The album’s content is archaic. The opening of the 3,000-seat Oranienburger Strasse synagogue in 1866 marked a high point of civic confidence among German Jews. Its first director of music, Louis Lewandowski, was awarded a royal title by the Prussian court and the liturgies he composed were adopted by Reform synagogues around the world; his use of organ made them anathema to Orthodox Jews.
Lewandowski, however, never burned his bridges to mainstream Judaism. Many of his Hebrew compositions became cornerstones of the Orthodox Friday-night service, most powerfully his soaring setting of verses from Psalm 92, ‘a righteous man will flourish like a palm’.

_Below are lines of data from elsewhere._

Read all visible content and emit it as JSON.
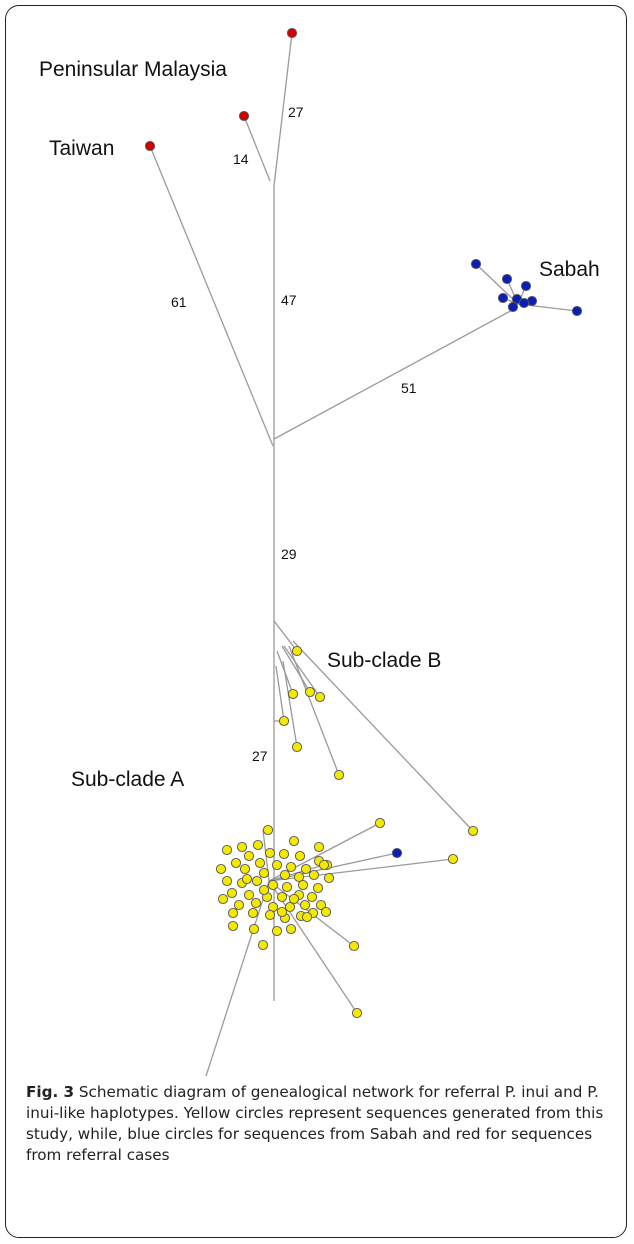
{
  "figure": {
    "labels": {
      "peninsular_malaysia": "Peninsular Malaysia",
      "taiwan": "Taiwan",
      "sabah": "Sabah",
      "subclade_a": "Sub-clade A",
      "subclade_b": "Sub-clade B"
    },
    "mutation_counts": [
      "27",
      "14",
      "61",
      "47",
      "51",
      "29",
      "27"
    ],
    "colors": {
      "this_study": "#f3e800",
      "sabah": "#0a1fb3",
      "referral": "#d40000",
      "node_border": "#555555",
      "edge": "#9a9a9a"
    }
  },
  "caption": {
    "fig_number": "Fig. 3",
    "text": " Schematic diagram of genealogical network for referral P. inui and P. inui-like haplotypes. Yellow circles represent sequences generated from this study, while, blue circles for sequences from Sabah and red for sequences from referral cases"
  }
}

It is disappointing that all of the settings on this breakthrough album are sung in German by the Hungarian Radio Choir and accompanied by organ. There are some fine hymns here – notably psalms 25, 42 and 103 – and the singing is professional and enthusiastic but the culture they represent is dead as the dinosaur. The Nazis torched the Oranienburger Strasse synagogue and murdered Lewandaowski’s daughter. Restored in recent years, the synagogue has rejected Reform and now offers Conservative services in Hebrew. DG needs to get with the rhythms on its Berlin doorstep. Its second cantorial album should be in Hebrew, the Ur-text of the Jews.